When an error occurs as a stage processes a record, Data Collector handles the record based on the stage configuration. One of the stage options is to pass the record to the pipeline for error handling. For this option, Data Collector processes the record based on the pipeline error record handling configuration.
When you configure a pipeline, be aware that stage error handling takes precedence over pipeline error handling. That is, a pipeline might be configured to write error records to file, but if a stage is configured to discard error records those records are discarded. You might use this functionality to reduce the types of error records that are saved for review and reprocessing.
Note that records missing required fields do not enter the stage. They are passed directly to the pipeline for error handling.
Pipeline Error Record Handling
Pipeline error record handling determines how Data Collector processes error records that stages send to the pipeline for error handling. It also handles records deliberately dropped from the pipeline such as records without required fields.
The pipeline handles error records based on the Error Records property on the Error Records tab. When Data Collector encounters an unexpected error, it stops the pipeline and logs the error.
- Discard
- The pipeline discards the record. Data Collector includes the records in error record counts and metrics.
- Send Response to Origin
- The pipeline passes error records back to the microservice origin to be included in a response to the originating REST API client. Data Collector includes the records in error record counts and metrics. Use in microservice pipelines only.
- Write to Amazon S3
- The pipeline writes error records and related details to Amazon S3. Data Collector
includes the records in error record counts and metrics.
You define the Amazon S3 configuration properties.
- Write to Azure Event Hub
- The pipeline writes error records and related details to Microsoft Azure Event Hub. Data Collector includes the records in error record counts and metrics.
- Write to Elasticsearch
- The pipeline writes error records and related details to Elasticsearch.
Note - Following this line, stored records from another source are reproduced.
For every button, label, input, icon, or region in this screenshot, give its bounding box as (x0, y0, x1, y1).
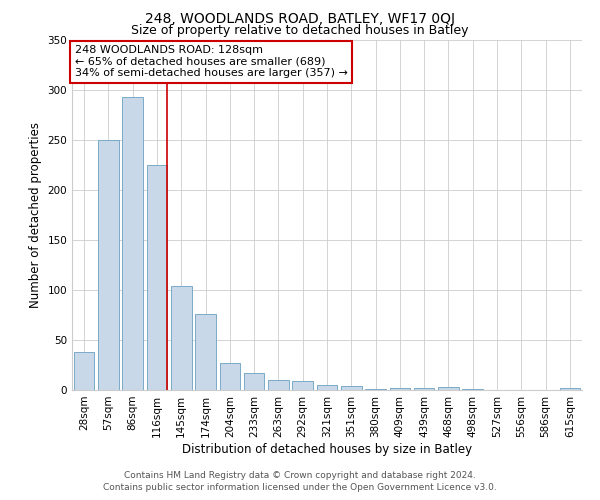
Text: 248 WOODLANDS ROAD: 128sqm
← 65% of detached houses are smaller (689)
34% of sem: 248 WOODLANDS ROAD: 128sqm ← 65% of deta… (74, 46, 347, 78)
Text: Size of property relative to detached houses in Batley: Size of property relative to detached ho… (131, 24, 469, 37)
Bar (389, 388, 410, 390)
Bar (98, 140, 119, 390)
Bar (171, 286, 191, 390)
Bar (146, 165, 167, 390)
Bar (268, 380, 289, 390)
Bar (195, 314, 216, 390)
Bar (122, 97, 143, 390)
Bar (74, 352, 94, 390)
Text: Contains HM Land Registry data © Crown copyright and database right 2024.
Contai: Contains HM Land Registry data © Crown c… (103, 471, 497, 492)
Bar (341, 386, 362, 390)
Bar (292, 381, 313, 390)
Bar (317, 385, 337, 390)
Bar (244, 373, 265, 390)
X-axis label: Distribution of detached houses by size in Batley: Distribution of detached houses by size … (182, 442, 472, 456)
Bar (463, 389, 483, 390)
Bar (220, 363, 240, 390)
Y-axis label: Number of detached properties: Number of detached properties (29, 122, 42, 308)
Text: 248, WOODLANDS ROAD, BATLEY, WF17 0QJ: 248, WOODLANDS ROAD, BATLEY, WF17 0QJ (145, 12, 455, 26)
Bar (414, 388, 434, 390)
Bar (560, 388, 580, 390)
Bar (438, 387, 459, 390)
Bar (365, 389, 386, 390)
Data Collector includes the records in error record counts and metrics.
- Write to File
- The pipeline writes error records and related details to a local directory. Data Collector includes the records in error record counts and metrics.
- Write to Google Cloud Storage
- The pipeline writes error records and related details to Google Cloud Storage. Data Collector includes the records in error record counts and metrics.
- Write to Google Pub/Sub
- The pipeline writes error records and related details to Google Pub/Sub. Data Collector includes the records in error record counts and metrics.
- Write to Kafka
- The pipeline writes error records and related details to Kafka. Data Collector includes the records in error record counts and metrics.
- Write to Kinesis
- The pipeline writes error records and related details to Amazon Kinesis Streams. Data Collector includes the records in error record counts and metrics.
- Write to MapR Streams
- The pipeline writes error records and related details to MapR Streams. Data Collector includes the records in error record counts and metrics.
- Write to MQTT
- The pipeline writes error records and related details to an MQTT broker. Data Collector includes the records in error record counts and metrics.
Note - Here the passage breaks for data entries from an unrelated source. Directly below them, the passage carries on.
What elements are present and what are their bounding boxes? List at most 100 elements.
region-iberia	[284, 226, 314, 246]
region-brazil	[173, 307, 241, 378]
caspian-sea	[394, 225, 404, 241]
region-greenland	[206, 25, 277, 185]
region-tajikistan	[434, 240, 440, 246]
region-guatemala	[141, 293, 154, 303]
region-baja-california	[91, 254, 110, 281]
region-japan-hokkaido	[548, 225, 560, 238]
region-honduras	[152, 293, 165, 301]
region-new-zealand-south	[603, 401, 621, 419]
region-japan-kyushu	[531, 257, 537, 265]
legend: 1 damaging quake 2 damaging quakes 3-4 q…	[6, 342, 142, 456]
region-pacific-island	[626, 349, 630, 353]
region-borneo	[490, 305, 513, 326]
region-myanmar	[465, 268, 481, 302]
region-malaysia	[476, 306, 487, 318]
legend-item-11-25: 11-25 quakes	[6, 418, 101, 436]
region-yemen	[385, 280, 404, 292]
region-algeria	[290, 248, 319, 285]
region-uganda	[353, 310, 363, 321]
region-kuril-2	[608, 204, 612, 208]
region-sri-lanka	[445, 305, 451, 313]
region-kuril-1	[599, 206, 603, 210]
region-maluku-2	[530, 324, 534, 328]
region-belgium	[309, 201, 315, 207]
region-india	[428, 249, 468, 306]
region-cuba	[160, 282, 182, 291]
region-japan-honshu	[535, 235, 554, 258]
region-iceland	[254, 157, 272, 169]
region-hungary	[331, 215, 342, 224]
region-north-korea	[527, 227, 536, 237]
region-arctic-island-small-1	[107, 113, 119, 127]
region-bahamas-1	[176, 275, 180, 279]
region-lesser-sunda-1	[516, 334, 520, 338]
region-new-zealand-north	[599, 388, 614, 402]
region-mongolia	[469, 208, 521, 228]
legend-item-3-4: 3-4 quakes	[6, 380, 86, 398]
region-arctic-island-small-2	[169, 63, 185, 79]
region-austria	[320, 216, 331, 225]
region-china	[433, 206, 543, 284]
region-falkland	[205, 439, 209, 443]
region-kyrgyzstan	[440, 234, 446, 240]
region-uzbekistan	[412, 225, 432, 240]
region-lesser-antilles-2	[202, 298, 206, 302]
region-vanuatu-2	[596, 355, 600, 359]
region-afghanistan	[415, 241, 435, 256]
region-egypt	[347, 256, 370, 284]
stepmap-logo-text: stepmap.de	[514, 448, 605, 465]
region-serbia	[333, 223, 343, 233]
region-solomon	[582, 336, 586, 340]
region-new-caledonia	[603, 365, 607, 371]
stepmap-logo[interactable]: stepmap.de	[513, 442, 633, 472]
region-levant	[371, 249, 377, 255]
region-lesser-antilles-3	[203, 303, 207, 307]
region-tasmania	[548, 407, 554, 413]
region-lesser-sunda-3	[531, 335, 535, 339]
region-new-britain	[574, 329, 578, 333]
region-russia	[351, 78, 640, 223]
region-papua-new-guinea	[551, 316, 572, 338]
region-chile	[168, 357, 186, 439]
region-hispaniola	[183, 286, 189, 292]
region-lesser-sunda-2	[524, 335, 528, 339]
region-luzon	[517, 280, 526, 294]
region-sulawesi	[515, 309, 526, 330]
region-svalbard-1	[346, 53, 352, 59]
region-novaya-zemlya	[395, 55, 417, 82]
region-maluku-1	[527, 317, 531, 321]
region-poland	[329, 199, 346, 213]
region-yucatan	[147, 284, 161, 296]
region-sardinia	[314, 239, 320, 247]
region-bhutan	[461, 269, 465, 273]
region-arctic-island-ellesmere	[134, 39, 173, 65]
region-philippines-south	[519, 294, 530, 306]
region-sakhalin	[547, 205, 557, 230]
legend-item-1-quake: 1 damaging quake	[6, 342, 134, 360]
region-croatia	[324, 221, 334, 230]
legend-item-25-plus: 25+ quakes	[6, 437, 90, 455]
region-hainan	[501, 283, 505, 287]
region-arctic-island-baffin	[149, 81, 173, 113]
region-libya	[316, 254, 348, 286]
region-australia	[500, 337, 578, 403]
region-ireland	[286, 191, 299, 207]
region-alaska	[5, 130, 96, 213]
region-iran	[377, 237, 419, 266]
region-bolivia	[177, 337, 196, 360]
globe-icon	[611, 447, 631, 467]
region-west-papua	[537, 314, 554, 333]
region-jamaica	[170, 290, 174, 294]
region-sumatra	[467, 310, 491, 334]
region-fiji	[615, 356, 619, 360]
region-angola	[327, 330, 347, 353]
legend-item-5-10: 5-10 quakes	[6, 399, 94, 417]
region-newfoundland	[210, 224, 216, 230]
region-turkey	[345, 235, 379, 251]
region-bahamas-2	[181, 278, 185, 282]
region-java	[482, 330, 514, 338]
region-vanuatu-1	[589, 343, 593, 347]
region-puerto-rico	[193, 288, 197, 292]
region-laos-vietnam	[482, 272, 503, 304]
Stage Error Record Handling
Most stages include error record handling options. When an error occurs when processing a record, Data Collector processes records based on the On Record Error property on the General tab of the stage.
- Discard
- The stage silently discards the record. Data Collector does not log information about the error or note the specific record that encountered an error. The discarded record is not included in error record counts or metrics.
- Send to Error
- The stage sends the record to the pipeline for error handling. The pipeline processes the record based on the pipeline error handling configuration.
- Stop Pipeline
- Data Collector stops the pipeline and logs information about the error. The error that stopped the pipeline displays as an error in the pipeline history.
Example
An origin reads JSON data with a maximum object length of 4096 characters and the origin encounters an object with 5000 characters. Based on the stage configuration, Data Collector either discards the record, stops the pipeline, or passes the record to the pipeline for error record handling.
- When the pipeline discards error records, Data Collector discards the record without noting the action or the cause.
- When the pipeline writes error records to a destination, Data Collector writes the error record and additional error information to the destination. It also includes the error records in counts and metrics.
Error Records and Version
When Data Collector creates an error record, it preserves the data and attributes from the record that triggered the error, and then adds error related information as record header attributes. For a list of the error header attributes and other internal header attributes associated with a record, see Internal Attributes.
- The original record - The record as originally generated by the origin. Use this record when you want the original record without any additional pipeline processing.
- The current record - The record in the stage that generated the error. Depending
on the type of error that occurred, this record can be unprocessed or partially
processed by the error-generating stage.
Use this record when you want to preserve any processing that the pipeline completed before the record caused an error.